[RFC][PATCH 13/15] sched/fair: Implement latency-nice

From: Peter Zijlstra
Date: Wed May 31 2023 - 08:49:41 EST


Implement latency-nice as a modulation of the EEVDF r_i parameter,
specifically apply the inverse sched_prio_to_weight[] relation on
base_slice.

Given a base slice of 3 [ms], this gives a range of:

latency-nice 19: 3*1024 / 15 ~= 204.8 [ms]
latency-nice -20: 3*1024 / 88761 ~= 0.034 [ms]

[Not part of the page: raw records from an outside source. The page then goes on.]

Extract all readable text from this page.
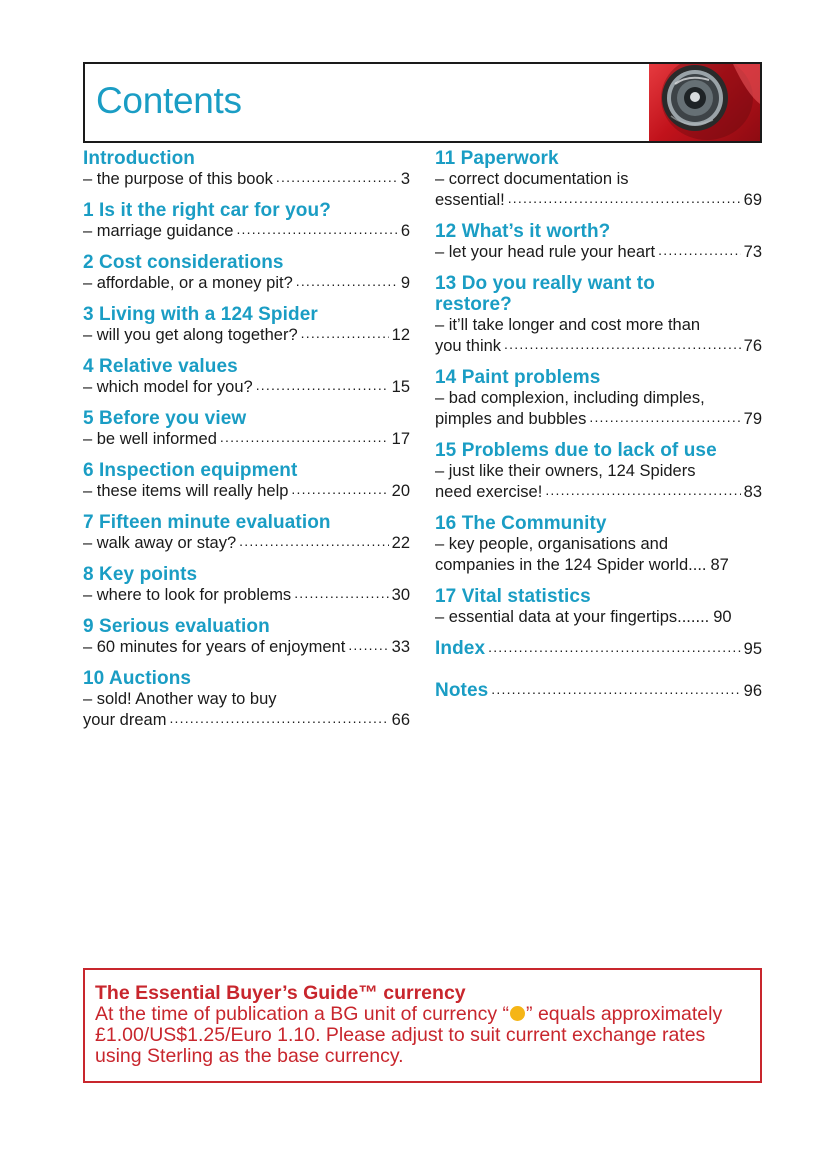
Contents
Introduction
– the purpose of this book .....	3
1 Is it the right car for you?
– marriage guidance .....	6
2 Cost considerations
– affordable, or a money pit? .....	9
3 Living with a 124 Spider
– will you get along together? .....	12
4 Relative values
– which model for you? .....	15
5 Before you view
– be well informed .....	17
6 Inspection equipment
– these items will really help .....	20
7 Fifteen minute evaluation
– walk away or stay? .....	22
8 Key points
– where to look for problems .....	30
9 Serious evaluation
– 60 minutes for years of enjoyment .....	33
10 Auctions
– sold! Another way to buy
your dream .....	66
11 Paperwork
– correct documentation is
essential! .....	69
12 What’s it worth?
– let your head rule your heart .....	73
13 Do you really want to restore?
– it’ll take longer and cost more than
you think .....	76
14 Paint problems
– bad complexion, including dimples,
pimples and bubbles .....	79
15 Problems due to lack of use
– just like their owners, 124 Spiders
need exercise! .....	83
16 The Community
– key people, organisations and
companies in the 124 Spider world.... 87
17 Vital statistics
– essential data at your fingertips....... 90
Index .....	95
Notes .....	96
The Essential Buyer’s Guide™ currency
At the time of publication a BG unit of currency “ ” equals approximately £1.00/US$1.25/Euro 1.10. Please adjust to suit current exchange rates using Sterling as the base currency.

(which might not make sense)

Signed-off-by: Peter Zijlstra (Intel) <peterz@xxxxxxxxxxxxx>
Tested-by: K Prateek Nayak <kprateek.nayak@xxxxxxx>
---
kernel/sched/core.c | 14 ++++++++++----
kernel/sched/fair.c | 22 +++++++++++++++-------
kernel/sched/sched.h | 2 ++
3 files changed, 27 insertions(+), 11 deletions(-)

--- a/kernel/sched/core.c
+++ b/kernel/sched/core.c
@@ -1305,6 +1305,12 @@ static void set_load_weight(struct task_
}
}

+static inline void set_latency_prio(struct task_struct *p, int prio)
+{
+ p->latency_prio = prio;
+ set_latency_fair(&p->se, prio - MAX_RT_PRIO);
+}
+
#ifdef CONFIG_UCLAMP_TASK
/*
* Serializes updates of utilization clamp values
@@ -4464,9 +4470,10 @@ static void __sched_fork(unsigned long c
p->se.nr_migrations = 0;
p->se.vruntime = 0;
p->se.vlag = 0;
- p->se.slice = sysctl_sched_base_slice;
INIT_LIST_HEAD(&p->se.group_node);

+ set_latency_prio(p, p->latency_prio);
+
#ifdef CONFIG_FAIR_GROUP_SCHED
p->se.cfs_rq = NULL;
#endif
@@ -4718,8 +4725,7 @@ int sched_fork(unsigned long clone_flags

p->prio = p->normal_prio = p->static_prio;
set_load_weight(p, false);
-
- p->latency_prio = NICE_TO_PRIO(0);
+ set_latency_prio(p, NICE_TO_PRIO(0));

/*
* We don't need the reset flag anymore after the fork. It has
@@ -7507,7 +7513,7 @@ static void __setscheduler_latency(struc
const struct sched_attr *attr)
{
if (attr->sched_flags & SCHED_FLAG_LATENCY_NICE)
- p->latency_prio = NICE_TO_PRIO(attr->sched_latency_nice);
+ set_latency_prio(p, NICE_TO_PRIO(attr->sched_latency_nice));
}

/*
--- a/kernel/sched/fair.c
+++ b/kernel/sched/fair.c
@@ -952,6 +952,21 @@ int sched_update_scaling(void)
}
#endif

+void set_latency_fair(struct sched_entity *se, int prio)
+{
+ u32 weight = sched_prio_to_weight[prio];
+ u64 base = sysctl_sched_base_slice;
+
+ /*
+ * For EEVDF the virtual time slope is determined by w_i (iow.
+ * nice) while the request time r_i is determined by
+ * latency-nice.
+ *
+ * Smaller request gets better latency.
+ */
+ se->slice = div_u64(base << SCHED_FIXEDPOINT_SHIFT, weight);
+}
+
static void clear_buddies(struct cfs_rq *cfs_rq, struct sched_entity *se);

/*
@@ -964,13 +979,6 @@ static void update_deadline(struct cfs_r
return;

/*
- * For EEVDF the virtual time slope is determined by w_i (iow.
- * nice) while the request time r_i is determined by
- * sysctl_sched_base_slice.
- */
- se->slice = sysctl_sched_base_slice;
-
- /*
* EEVDF: vd_i = ve_i + r_i / w_i
*/
se->deadline = se->vruntime + calc_delta_fair(se->slice, se);
--- a/kernel/sched/sched.h
+++ b/kernel/sched/sched.h
@@ -2495,6 +2495,8 @@ extern unsigned int sysctl_numa_balancin
extern unsigned int sysctl_numa_balancing_hot_threshold;
#endif

+extern void set_latency_fair(struct sched_entity *se, int prio);
+
#ifdef CONFIG_SCHED_HRTICK

/*